Abertura (Gare d'Austerlitz) (José Mário Branco)
Cantiga para Pedir Dois Tostões (Sérgio Godinho/José Mário Branco)
Cantiga do Fogo e da Guerra (Sérgio Godinho/José Mário Branco)
O Charlatão (Sérgio Godinho/José Mário Branco)
Queixa das Almas Jovens Censuradas (Natália Correia/José Mário Branco)
Nevoeiro (José Mário Branco)
Mariazinha (José Mário Branco)
Casa Comigo Marta (Sérgio Godinho/José Mário Branco)
Perfilados de Medo (Alexandre O'Neill/José Mário Branco)
Mudam-se os Tempos, Mudam-se as Vontades (Luís de Camões - José Mário Branco/Jean Sommer)
Cantiga do fogo e da guerra
Há um fogo enorme no jardim da guerra
E os homens semeiam fagulhas na terra
Os homens passeiam co'os pés no carvão
que os Deuses acendem luzindo um tição
Pra apagar o fogo vêm embaixadores
trazendo no peito água e extintores
Extinguem as vidas dos que caiem na rede
e dão água aos mortos que já não têm sede
Ao circo da guerra chegam piromagos
abrem grande a boca quando são bem pagos
soltam labaredas pela boca cariada
fogo que não arde nem queima nem nada
Senhores importantes fazem piqueniques
churrascam o frango no ardor dos despiques
Engolem sangria dos sangues fanados
E enxugam os beiços na pele dos queimados
É guerra de trapos no pulmão que cessa
do óleo cansado que arde depressa
Os homens maciços cavam-se por dentro
e o fogo penetra, vai directo ao centro
Música: José Mário Branco
Letra: Sérgio Godinho
Cartoon de Vasco Gargalo
Num registo algo diferente, José Mário Branco canta Quando eu for grande quero ser , com o Bando dos Gambozinos, no teatro Rivoli, no Porto, a 30 de Julho de 2000.
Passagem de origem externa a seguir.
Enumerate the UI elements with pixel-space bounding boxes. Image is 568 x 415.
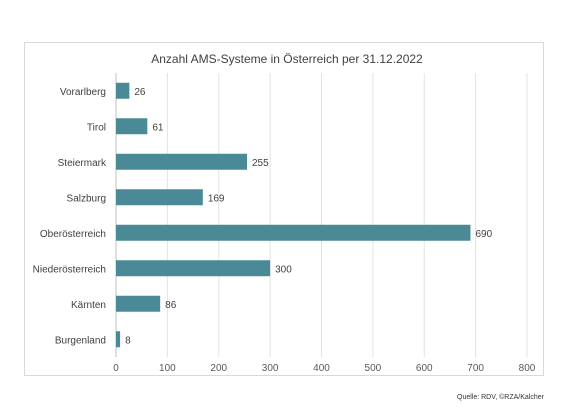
bar [116,153,248,170]
category-label: Niederösterreich [33,264,106,275]
x-tick-label: 400 [313,363,330,374]
x-tick-label: 100 [159,363,176,374]
category-label: Vorarlberg [60,87,106,98]
bar [116,260,271,277]
chart-title: Anzahl AMS-Systeme in Österreich per 31.… [151,52,423,66]
data-label: 26 [134,87,146,98]
data-label: 8 [125,335,131,346]
data-label: 255 [252,158,269,169]
source-note: Quelle: RDV, ©RZA/Kalcher [457,394,544,401]
x-tick-label: 800 [519,363,536,374]
x-tick-label: 200 [210,363,227,374]
bar [116,189,203,206]
bar [116,295,161,312]
data-label: 690 [475,229,492,240]
x-tick-label: 300 [262,363,279,374]
bar [116,224,471,241]
gridlines [115,73,528,357]
category-labels: Vorarlberg Tirol Steiermark Salzburg Oberöst… [33,87,107,347]
bar [116,82,130,99]
bar [116,118,148,135]
category-label: Tirol [87,122,106,133]
x-tick-label: 0 [113,363,119,374]
x-tick-label: 500 [365,363,382,374]
chart-frame: Anzahl AMS-Systeme in Österreich per 31.… [24,42,544,376]
bar-chart: Anzahl AMS-Systeme in Österreich per 31.… [33,52,536,374]
bars [116,82,471,348]
bar [116,331,121,348]
x-tick-label: 600 [416,363,433,374]
category-label: Steiermark [58,158,107,169]
category-label: Oberösterreich [40,229,106,240]
data-label: 61 [152,122,164,133]
data-label: 300 [275,264,292,275]
value-labels: 26 61 255 169 690 300 86 8 [125,87,493,347]
x-axis-ticks: 0 100 200 300 400 500 600 700 800 [113,363,536,374]
data-label: 86 [165,300,177,311]
category-label: Kärnten [71,300,106,311]
category-label: Salzburg [67,193,106,204]
data-label: 169 [208,193,225,204]
category-label: Burgenland [55,335,106,346]
x-tick-label: 700 [467,363,484,374]
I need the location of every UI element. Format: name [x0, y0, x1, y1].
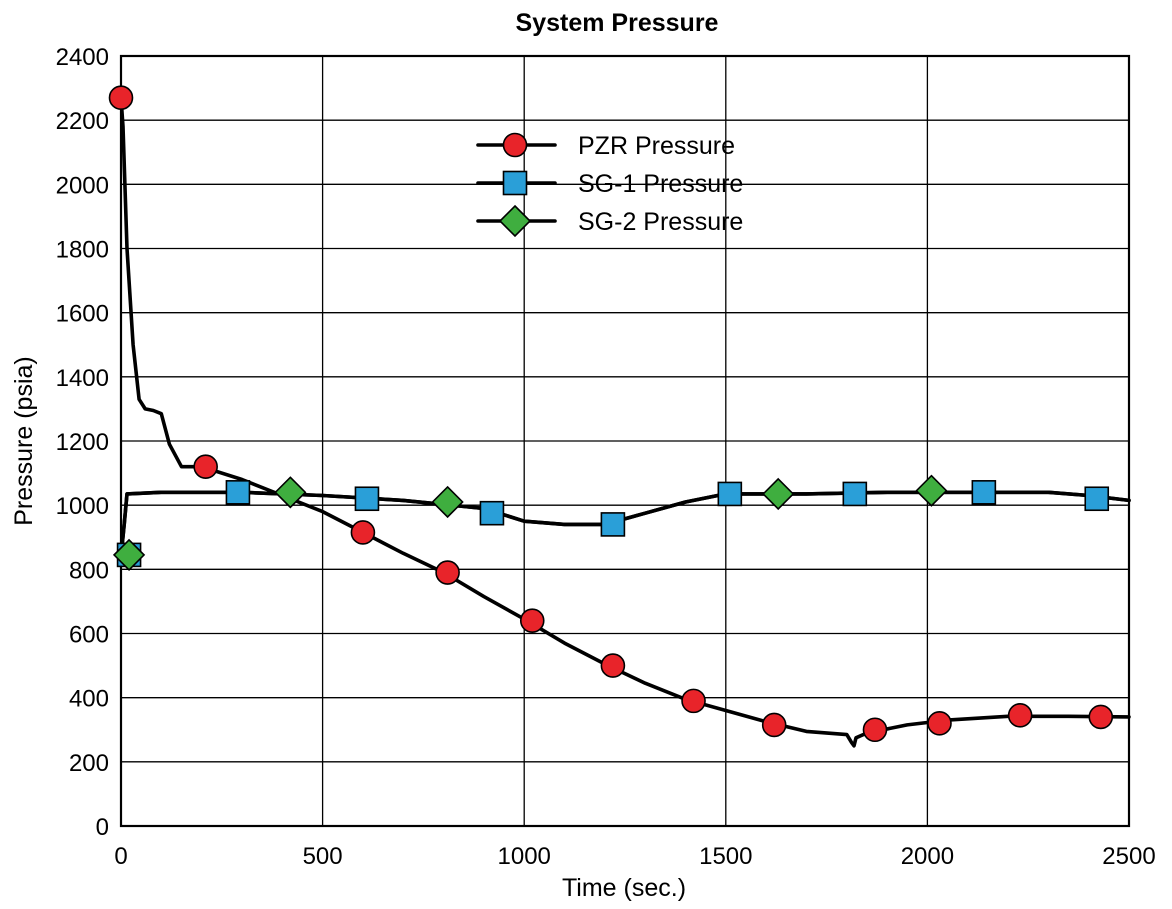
- y-tick-label: 2400: [56, 44, 109, 71]
- data-point-circle: [435, 560, 460, 585]
- data-point-circle: [350, 520, 376, 545]
- data-point-circle: [1007, 703, 1033, 728]
- data-point-square: [1084, 486, 1110, 512]
- data-point-circle: [681, 688, 706, 714]
- data-point-square: [971, 480, 997, 505]
- legend: PZR Pressure SG-1 Pressure SG-2 Pressure: [476, 132, 743, 238]
- x-tick-label: 1000: [498, 843, 551, 870]
- data-point-diamond: [915, 474, 948, 507]
- data-point-circle: [193, 454, 218, 479]
- data-point-circle: [600, 653, 626, 678]
- x-tick-label: 2500: [1102, 843, 1155, 870]
- x-tick-label: 0: [114, 843, 127, 870]
- y-tick-label: 1800: [56, 237, 109, 264]
- y-tick-label: 200: [69, 750, 109, 777]
- y-tick-label: 2000: [56, 172, 109, 199]
- y-axis-label: Pressure (psia): [10, 356, 38, 526]
- series-markers: [108, 85, 1114, 743]
- x-tick-label: 2000: [901, 843, 954, 870]
- series-line-diamond: [119, 490, 1131, 559]
- data-point-circle: [108, 85, 134, 111]
- series-group: [108, 85, 1131, 748]
- y-tick-label: 400: [69, 686, 109, 713]
- data-point-diamond: [112, 538, 146, 572]
- legend-item: SG-1 Pressure: [476, 170, 743, 198]
- data-point-circle: [519, 608, 545, 633]
- y-tick-label: 1600: [56, 301, 109, 328]
- x-tick-label: 500: [303, 843, 343, 870]
- data-point-circle: [761, 712, 787, 738]
- data-point-diamond: [762, 477, 795, 511]
- y-tick-label: 0: [96, 814, 109, 841]
- y-tick-label: 600: [69, 622, 109, 649]
- y-axis-ticks: 0 200 400 600 800 1000 1200 1400 1600 1800 2000 220…: [56, 44, 109, 841]
- y-tick-label: 2200: [56, 108, 109, 135]
- y-tick-label: 1200: [56, 429, 109, 456]
- data-point-circle: [862, 717, 888, 743]
- legend-marker-square: [502, 170, 528, 196]
- legend-label: SG-1 Pressure: [578, 170, 743, 198]
- legend-item: PZR Pressure: [476, 132, 735, 160]
- chart-title: System Pressure: [516, 9, 719, 37]
- y-tick-label: 1000: [56, 493, 109, 520]
- data-point-circle: [1088, 704, 1114, 730]
- data-point-square: [600, 512, 626, 537]
- data-point-diamond: [274, 476, 307, 509]
- data-point-square: [479, 500, 505, 526]
- data-point-square: [842, 481, 868, 507]
- data-point-square: [717, 481, 743, 507]
- series-lines: [119, 95, 1131, 748]
- legend-label: SG-2 Pressure: [578, 208, 743, 236]
- y-tick-label: 1400: [56, 365, 109, 392]
- x-axis-label: Time (sec.): [562, 874, 686, 902]
- y-tick-label: 800: [69, 557, 109, 584]
- data-point-circle: [927, 711, 952, 736]
- series-line-circle: [119, 95, 1131, 748]
- legend-marker-diamond: [498, 204, 532, 238]
- grid: [121, 56, 1129, 826]
- plot-frame: [119, 54, 1131, 828]
- legend-marker-circle: [502, 132, 528, 158]
- data-point-diamond: [431, 485, 464, 519]
- x-tick-label: 1500: [699, 843, 752, 870]
- legend-item: SG-2 Pressure: [476, 204, 743, 238]
- legend-label: PZR Pressure: [578, 132, 735, 160]
- data-point-square: [354, 486, 380, 512]
- data-point-square: [225, 480, 251, 505]
- x-axis-ticks: 0 500 1000 1500 2000 2500: [114, 843, 1155, 870]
Quando eu for grande quero ser
Um bichinho pequenino
P'ra me poder aquecer
Na mão de qualquer menino
Quando eu for grande quero ser
Mais pequeno que uma noz
P'ra tudo o que eu sou caber
Na mão de qualquer de vós
Quando eu for grande quero ser
Uma laje de granito
Tudo em mim se pode erguer
Quando me pisam não grito
Quando eu for grande quero ser
Uma pedra do asfalto
O que lá estou a fazer
Só se nota quando falto
Quando eu for grande quero ser
Ponte de uma a outra margem
Para unir sem escolher
E servir só de passagem
Quando eu for grande quero ser
Como o rio dessa ponte
Nunca parar de correr
Sem nunca esquecer a fonte
Quando eu for grande quero ser
Um bichinho pequenino
Quando eu for grande quero ser
Mais pequeno que uma noz
Quando eu for grande quero ser
Uma laje de granito
Quando eu for grande quero ser
Uma pedra do asfalto
Quando eu for grande...
Quando eu for grande...
Quando eu for grande quero ter
O tamanho que não tenho
P'ra nunca deixar de ser
Do meu exacto tamanho
Música: José Mário Branco
Letra: Manuela de Freitas
In: José Mário Branco: "Correspondências", 1991
Uma história contada pelo próprio:
"Há uma história gira com a Grândola, que resulta de um erro técnico meu”, contou José Mário Branco, citado pelo Diário de Notícias. “O Zeca chegou a Paris com aquela canção, tinha três quadras, era uma canção que ele dedicava a uma coletividade de Grândola… eu de miúdo conhecia o Alentejo. Era a época da Monda, eles iam para lá de manhã e quando voltavam ao fim do dia os homens e mulheres vinham abraçados cantando. O passo deles era: arrasta, pousa, arrasta, pousa.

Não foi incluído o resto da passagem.